To Robertinsydney. You run with the hares and hunt with the hounds. Your wheel is turning but your hamster is dead. Get back in your kennel. You have proved yourself to have less credibility that Jacob Zuma. And he is not rated that high for you to be proud.

Just get on with your life and business in Australia and stop stirring the pot to incite others because you regret having left South Africa and cannot admit it.

except you can get a $100k pa foreign tax allowance as a US national working in another jurisdiction. I’d like to see something like that for SA nationals. The problem is SA needs more income, so those that can need to make tax plans like switching tax residency…

To robertinsydney=>

If you so happily left the RSA for Sydney, why bother coming to this website/blog?

We all have a fair idea of the very big problems on hand in RSA,
any intelligent professional knows that the righ thing to do is to leave RSA.

What is the big deal?

The odds are on the following:

RIS is not named Robert, and does not live in Sydney.

He is a locally-born troll, and his here to promote a general atmosphere of hostility, prevent constructive discussion or engagement, and encourage the general climate of anxiety and fear.

Whether he is paid to what he does, or if he just does it out of spite and hate, is not clear.

edit: … locally _resident_ …

As long as our neo-marxist, criminal enterprise ANC is running the show, they will find every conceivable way under the sun to broaden their collections since economic growth is not possible within their policy framework.

I’m one of those professionals who for a host of reasons will be leaving for greener pastures. The window of opportunity is closing for those who are considering emigrating. To those who haven’t acted but want to, I say act fast without delay.

The main problem seems to be with those working in places like UAE or often other African countries. These people have NOT emigrated, they are mainly contract workers whose residence, typically in UAE is geared specifically to a particular employment contract. Most are there to create some wealth in order to return to South Africa and afford to retire here, or have seen their job opportunities dry up here. These workers frequently continue to contribute to Retirement funds and investments in SA, many still have property. They cost South Africa nothing but still continue to invest here. If this legislation goes through most will not be able to afford that high cost of living and may have to return to South Africa. Those lucky enough to have dual citizenship may decide to cut the ties and disinvest from SA. How does this help South Africa. One more grasping at straws to bolster up this ailing economy.

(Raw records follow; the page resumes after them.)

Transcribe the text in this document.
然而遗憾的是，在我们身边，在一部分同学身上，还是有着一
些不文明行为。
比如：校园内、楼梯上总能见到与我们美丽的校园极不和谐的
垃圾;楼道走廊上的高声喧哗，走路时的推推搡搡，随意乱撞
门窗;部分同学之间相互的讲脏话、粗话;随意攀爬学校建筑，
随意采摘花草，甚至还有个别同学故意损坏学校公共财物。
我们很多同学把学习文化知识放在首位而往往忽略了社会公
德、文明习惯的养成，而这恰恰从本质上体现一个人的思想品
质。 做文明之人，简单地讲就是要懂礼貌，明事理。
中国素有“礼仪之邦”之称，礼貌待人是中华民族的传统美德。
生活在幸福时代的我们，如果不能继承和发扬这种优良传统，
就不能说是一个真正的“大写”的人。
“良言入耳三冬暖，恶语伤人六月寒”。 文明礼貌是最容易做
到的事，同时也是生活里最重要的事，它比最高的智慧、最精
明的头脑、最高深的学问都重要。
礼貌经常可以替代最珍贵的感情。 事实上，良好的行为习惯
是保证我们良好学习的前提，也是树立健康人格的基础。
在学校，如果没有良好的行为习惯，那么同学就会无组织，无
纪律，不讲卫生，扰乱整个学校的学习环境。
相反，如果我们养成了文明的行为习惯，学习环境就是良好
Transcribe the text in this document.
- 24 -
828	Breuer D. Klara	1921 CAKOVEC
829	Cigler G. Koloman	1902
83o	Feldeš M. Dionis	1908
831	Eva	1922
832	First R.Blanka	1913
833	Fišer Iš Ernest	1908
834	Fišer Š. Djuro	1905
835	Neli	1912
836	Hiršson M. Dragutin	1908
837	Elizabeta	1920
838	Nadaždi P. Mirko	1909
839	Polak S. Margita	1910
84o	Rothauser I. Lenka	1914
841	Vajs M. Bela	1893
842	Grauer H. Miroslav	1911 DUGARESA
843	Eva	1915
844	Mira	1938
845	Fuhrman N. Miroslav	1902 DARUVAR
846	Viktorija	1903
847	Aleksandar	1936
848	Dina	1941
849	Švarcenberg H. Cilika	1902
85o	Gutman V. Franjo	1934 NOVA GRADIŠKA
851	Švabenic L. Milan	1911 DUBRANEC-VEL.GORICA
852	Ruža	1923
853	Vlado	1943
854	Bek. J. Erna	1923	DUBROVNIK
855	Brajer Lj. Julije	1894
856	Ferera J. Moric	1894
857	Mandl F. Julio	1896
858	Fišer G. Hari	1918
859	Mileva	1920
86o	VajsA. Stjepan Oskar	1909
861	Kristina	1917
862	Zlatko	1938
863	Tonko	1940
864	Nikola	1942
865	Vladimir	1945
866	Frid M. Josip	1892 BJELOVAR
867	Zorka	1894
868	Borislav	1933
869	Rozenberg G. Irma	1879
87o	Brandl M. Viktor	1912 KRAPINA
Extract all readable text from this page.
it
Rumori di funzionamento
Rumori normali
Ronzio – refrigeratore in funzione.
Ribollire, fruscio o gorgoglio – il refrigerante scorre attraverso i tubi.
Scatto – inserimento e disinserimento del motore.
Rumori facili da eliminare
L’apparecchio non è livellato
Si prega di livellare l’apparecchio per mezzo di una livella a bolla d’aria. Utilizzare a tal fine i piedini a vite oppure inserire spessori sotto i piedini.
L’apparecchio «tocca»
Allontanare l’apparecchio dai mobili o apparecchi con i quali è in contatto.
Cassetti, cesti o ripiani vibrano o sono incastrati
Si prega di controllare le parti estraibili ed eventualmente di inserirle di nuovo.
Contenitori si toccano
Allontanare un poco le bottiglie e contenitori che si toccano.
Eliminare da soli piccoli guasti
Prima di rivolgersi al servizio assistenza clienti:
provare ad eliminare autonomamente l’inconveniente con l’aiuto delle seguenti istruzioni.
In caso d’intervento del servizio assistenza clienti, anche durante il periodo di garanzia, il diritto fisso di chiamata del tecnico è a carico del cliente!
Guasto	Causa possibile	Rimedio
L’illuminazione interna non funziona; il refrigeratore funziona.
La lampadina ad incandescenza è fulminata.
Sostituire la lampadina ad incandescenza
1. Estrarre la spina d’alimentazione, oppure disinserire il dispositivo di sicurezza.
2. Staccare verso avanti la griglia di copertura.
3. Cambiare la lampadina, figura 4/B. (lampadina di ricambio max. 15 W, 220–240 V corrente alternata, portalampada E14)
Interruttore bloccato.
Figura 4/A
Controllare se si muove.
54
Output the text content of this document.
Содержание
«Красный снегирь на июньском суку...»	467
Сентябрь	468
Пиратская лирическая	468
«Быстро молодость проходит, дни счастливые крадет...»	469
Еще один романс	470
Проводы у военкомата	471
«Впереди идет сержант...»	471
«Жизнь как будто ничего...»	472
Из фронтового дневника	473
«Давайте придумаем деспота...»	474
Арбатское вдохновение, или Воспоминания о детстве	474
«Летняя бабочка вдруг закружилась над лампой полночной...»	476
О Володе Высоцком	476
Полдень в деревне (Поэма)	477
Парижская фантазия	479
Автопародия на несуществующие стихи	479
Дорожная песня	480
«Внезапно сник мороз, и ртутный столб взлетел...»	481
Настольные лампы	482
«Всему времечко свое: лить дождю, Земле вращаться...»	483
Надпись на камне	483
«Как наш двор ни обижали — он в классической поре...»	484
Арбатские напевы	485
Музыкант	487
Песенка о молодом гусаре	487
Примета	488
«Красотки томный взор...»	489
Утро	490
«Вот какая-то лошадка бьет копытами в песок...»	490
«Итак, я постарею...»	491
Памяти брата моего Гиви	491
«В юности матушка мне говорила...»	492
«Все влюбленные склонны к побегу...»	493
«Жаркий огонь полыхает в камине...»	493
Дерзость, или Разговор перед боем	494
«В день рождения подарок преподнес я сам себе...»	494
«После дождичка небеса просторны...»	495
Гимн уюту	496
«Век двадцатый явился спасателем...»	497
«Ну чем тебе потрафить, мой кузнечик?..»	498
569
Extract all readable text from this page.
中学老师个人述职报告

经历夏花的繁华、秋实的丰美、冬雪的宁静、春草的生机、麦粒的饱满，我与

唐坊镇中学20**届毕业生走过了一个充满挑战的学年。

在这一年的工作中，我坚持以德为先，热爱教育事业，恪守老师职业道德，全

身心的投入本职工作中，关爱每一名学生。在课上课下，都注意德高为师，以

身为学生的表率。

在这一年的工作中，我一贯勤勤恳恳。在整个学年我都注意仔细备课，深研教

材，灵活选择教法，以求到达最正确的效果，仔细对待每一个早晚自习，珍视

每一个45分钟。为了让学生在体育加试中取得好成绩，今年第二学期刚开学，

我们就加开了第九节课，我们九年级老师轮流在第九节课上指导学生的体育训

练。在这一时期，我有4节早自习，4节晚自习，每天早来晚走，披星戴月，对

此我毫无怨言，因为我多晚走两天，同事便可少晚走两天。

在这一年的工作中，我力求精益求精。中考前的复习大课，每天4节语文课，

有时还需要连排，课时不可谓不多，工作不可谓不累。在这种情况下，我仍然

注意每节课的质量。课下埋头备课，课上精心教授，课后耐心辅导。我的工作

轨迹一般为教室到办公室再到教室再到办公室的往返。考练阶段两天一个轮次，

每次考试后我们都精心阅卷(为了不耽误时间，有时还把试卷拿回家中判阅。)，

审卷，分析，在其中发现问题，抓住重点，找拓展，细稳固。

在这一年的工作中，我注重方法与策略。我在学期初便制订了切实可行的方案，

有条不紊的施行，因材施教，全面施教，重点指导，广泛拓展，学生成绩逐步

It is not a matter of emigration but rather a matter of tax residency. I have not emigrated to the UAE yet I have lived here for 11+ years. There is absolutely NO WAY that I can be regarded as a South African tax resident, especially since I no longer have any financial interest in South Africa (except for a vacant stand of 22Ha near Hoedspruit). I have zero plans to return to South Africa. I have no retirement fund in South Africa. People in a similar situation to me need not be concerned — the proposed legislation is NOT aimed at us.